Сборник рассказов - страница 18

стр.

Еще секунду класс был накрыт непроницаемой и яркой, как шелковая шаль, тишиной. Полуденное страшное солнце безмолвно плыло за пыльными портьерами, золотя молодые шеи, белые воротнички, проборы, пылающий дубовый паркет. Безжалостное парадное солнце восемнадцатого века. «Я вижу черный свет», – сказал мертвый Виктор Гюго. Их штербе. Я мыслю, следовательно, я умираю.

И вдруг где-то на камчатке, в районе запыленного шкафа с методическими пособиями, кто-то не выдержал и тоненько, с подвизгом, хихикнул. Через минуту в классе хохотали все. Даже вольтероподобный историк поддался и мягко заухал, прикрывая классным журналом старческий синевато-фарфоровый рот. Бедная Антуанетточка почувствовала, как потная волна смеха больно толкнула ее прямо под комсомольский значок, и – совершенно машинально – улыбнулась. Они были правы, конечно. С историей было покончено. И теперь уже окончательно и навсегда.

Всё ж, дочка, поближе к деньгам – оно спокойнее, – рассудила мама, вымешивая на кухонном столе круглое охающее тесто для яблочного пирога, и Антуанетточка поступила на бухгалтерские курсы.

Неспешное разрушение большой страны пошло Антуанетточке только на пользу: пару лет она поработала на полумертвом молочном комбинате, еще через пару лет комбинат купил оборотливый олигарх. К тому времени из Антуанетточки получилась почти безупречная счетная машина – идеально исполнительная и идеально равнодушная к итоговой колонке ровненьких черных цифр. К тому же бедная Антуанетточка не сплетничала и не бегала поминутно на лестничную клетку делать круглые глаза и обсуждать за сигаретой новую жену олигарха – молоденькую бледноволосую куклу, которая иногда приезжала на комбинат и быстро-быстро проходила коридорами, шурша шелковыми коленками и поглядывая на всех немного испуганными и невероятно живыми глазами. Бедная Антуанетточка просто не курила. И ей повысили зарплату. Потом еще раз. И – спустя некоторое время – еще.

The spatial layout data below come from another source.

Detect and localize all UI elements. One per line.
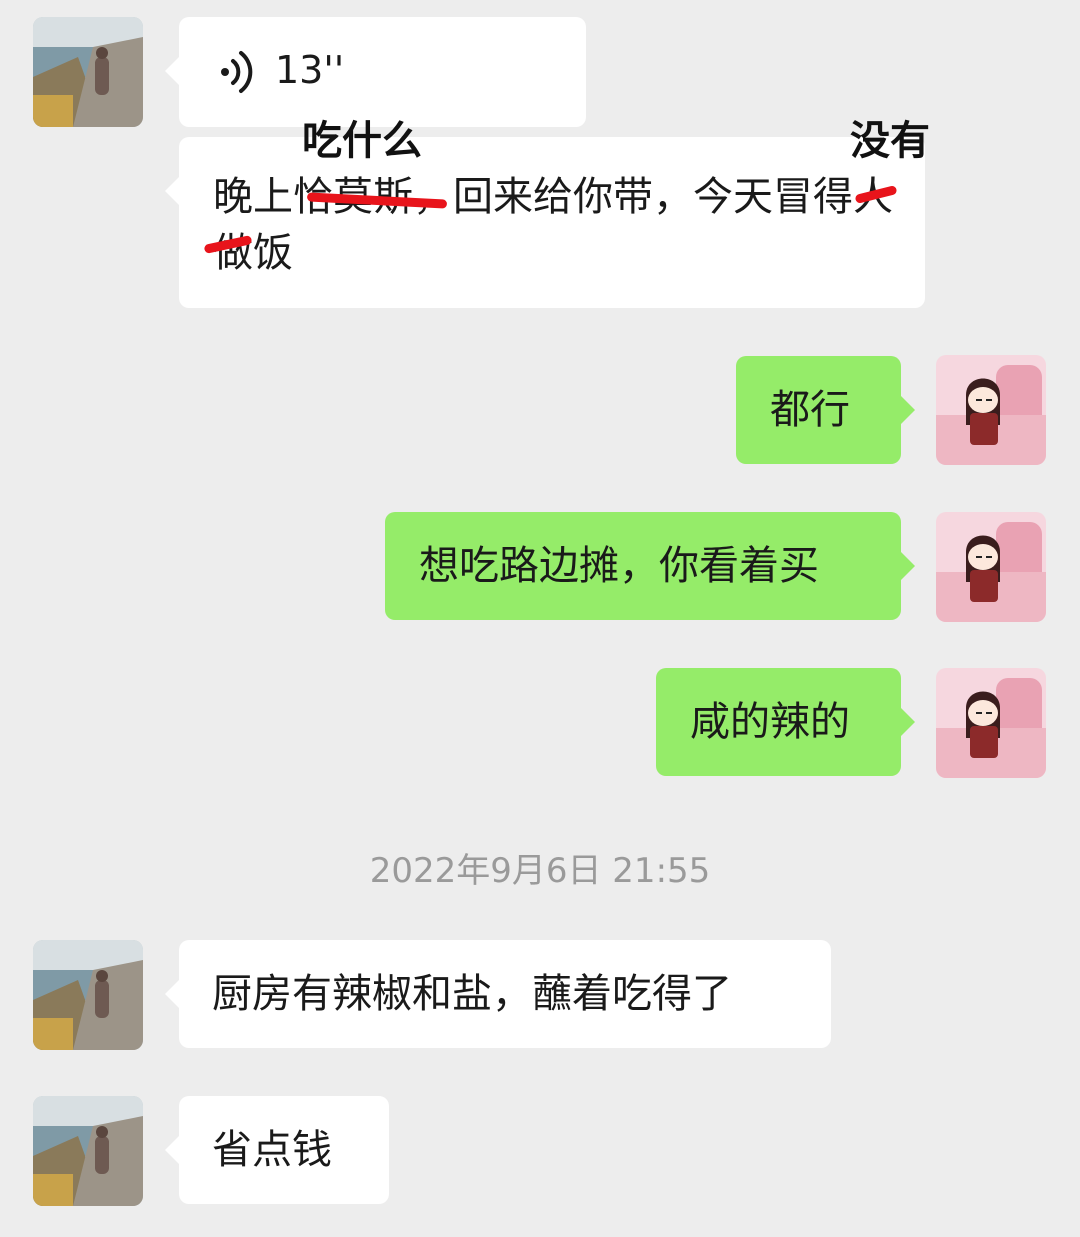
chat-timestamp: 2022年9月6日 21:55: [369, 851, 711, 891]
outgoing-message-bubble[interactable]: 想吃路边摊，你看着买: [385, 512, 915, 620]
outgoing-message-bubble[interactable]: 咸的辣的: [656, 668, 915, 776]
my-avatar[interactable]: [936, 668, 1046, 778]
voice-message-bubble[interactable]: 13'': [165, 17, 586, 127]
landscape-photo-avatar-icon: [33, 1096, 143, 1206]
message-text: 省点钱: [212, 1127, 332, 1173]
text-message-bubble[interactable]: 晚上恰莫斯，回来给你带，今天冒得人做饭: [165, 137, 925, 308]
landscape-photo-avatar-icon: [33, 17, 143, 127]
struck-char: 得: [813, 174, 853, 220]
text-message-bubble[interactable]: 省点钱: [165, 1096, 389, 1204]
voice-wave-icon: [221, 51, 253, 93]
voice-duration: 13'': [275, 48, 345, 92]
message-text: 晚上恰莫斯，回来给你带，今天冒得人做饭: [213, 169, 913, 281]
message-text: 咸的辣的: [690, 699, 850, 745]
outgoing-message-bubble[interactable]: 都行: [736, 356, 915, 464]
contact-avatar[interactable]: [33, 940, 143, 1050]
text-message-bubble[interactable]: 厨房有辣椒和盐，蘸着吃得了: [165, 940, 831, 1048]
cartoon-girl-avatar-icon: [936, 512, 1046, 622]
message-text: 都行: [770, 387, 850, 433]
handwritten-annotation: 吃什么: [302, 118, 422, 164]
struck-char: 冒: [773, 174, 813, 220]
cartoon-girl-avatar-icon: [936, 355, 1046, 465]
handwritten-annotation: 没有: [850, 118, 930, 164]
my-avatar[interactable]: [936, 512, 1046, 622]
my-avatar[interactable]: [936, 355, 1046, 465]
landscape-photo-avatar-icon: [33, 940, 143, 1050]
text-segment: ，回来给你带，今天: [413, 174, 773, 220]
text-segment: 晚上: [213, 174, 293, 220]
message-text: 想吃路边摊，你看着买: [419, 543, 819, 589]
cartoon-girl-avatar-icon: [936, 668, 1046, 778]
contact-avatar[interactable]: [33, 17, 143, 127]
message-text: 厨房有辣椒和盐，蘸着吃得了: [212, 971, 732, 1017]
contact-avatar[interactable]: [33, 1096, 143, 1206]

Этого было более чем достаточно. Даже чересчур. Мама сделала в квартире капитальный и бестолковый ремонт (прощайте, простодушно побеленные стены и пузыри почерневшего линолеума в прихожей!) и даже справила себе мечту всей жизни – монументальную каракулевую шубу с особым, безумно ценным вальковым завитком. Можно было, конечно, купить что-то посовременнее – щипаную норку (искусно собранную из лапок и лоскутков), серого козлика или даже енота. Но именно черный каракуль (полторы тысячи советских крепеньких рублей!) носила, бередя сердца потребителей, директор маминого магазина, мягкозадая стерва с мускулистым бульдожьим ртом, – и участь двух десятков дрожащих новорожденных ягнят была решена.

Шубу мама носила чуть ли не с сентября по июнь, хотя ходить в ней особенно было некуда. Мамин магазин одной прекрасной весной превратили в бутик, непрезентабельный устаревший персонал разогнали, и теперь за огромными витринами, среди десятка одиноких нарядов, утомленно парила стайка воздушных сильфид. И в неслышном оканье накрашенных ртов, в том, как хищно бросались они на каждого случайного посетителя, было что-то удивительно аквариумное, рыбье.

Да. Поэтому шубу приходилось выгуливать только до предподъездной лавочки с пенсионерками да до поликлиники – у мамы поджимало сердце, прыгало, как каучуковый мячик, давление. Вот климакс проклятый, – жаловалась она дверце духовки, с кряхтением вынимая из пылающего жерла сковороду котлет и тряся огненными, накаленными щеками, – никакого житья от этого климакса нету… А дура-докторша одно знает: холестерол-холестерол.

Летом, в самую сердцевину дня, бедной Антуанетточке позвонили на работу. В таких случаях почему-то всегда звонят на работу. Анита Борисовна? – осведомился торопливый, с легким металлическим привкусом голос. – Ваша мама в пятьдесят второй больнице. Что вы говорите? Да, сердце. Инфаркт.

Маму хоронили в страшную жару. В налитых огнем ртутных пробирках заоконных градусников бессильно плавился обезумевший Цельсий, изнемогали под мертвыми кустами, вывалив серые обложенные языки, тусклые, пыльные дворняги, и только шоколадные конфеты, которые Антуанетточке велели на помин раздать притихшим подъездным детям, были твердыми, неподвижными и как будто даже слегка заиндевевшими, как мама, – потому что тоже всю ночь, до утра, пролежали в морозильной камере.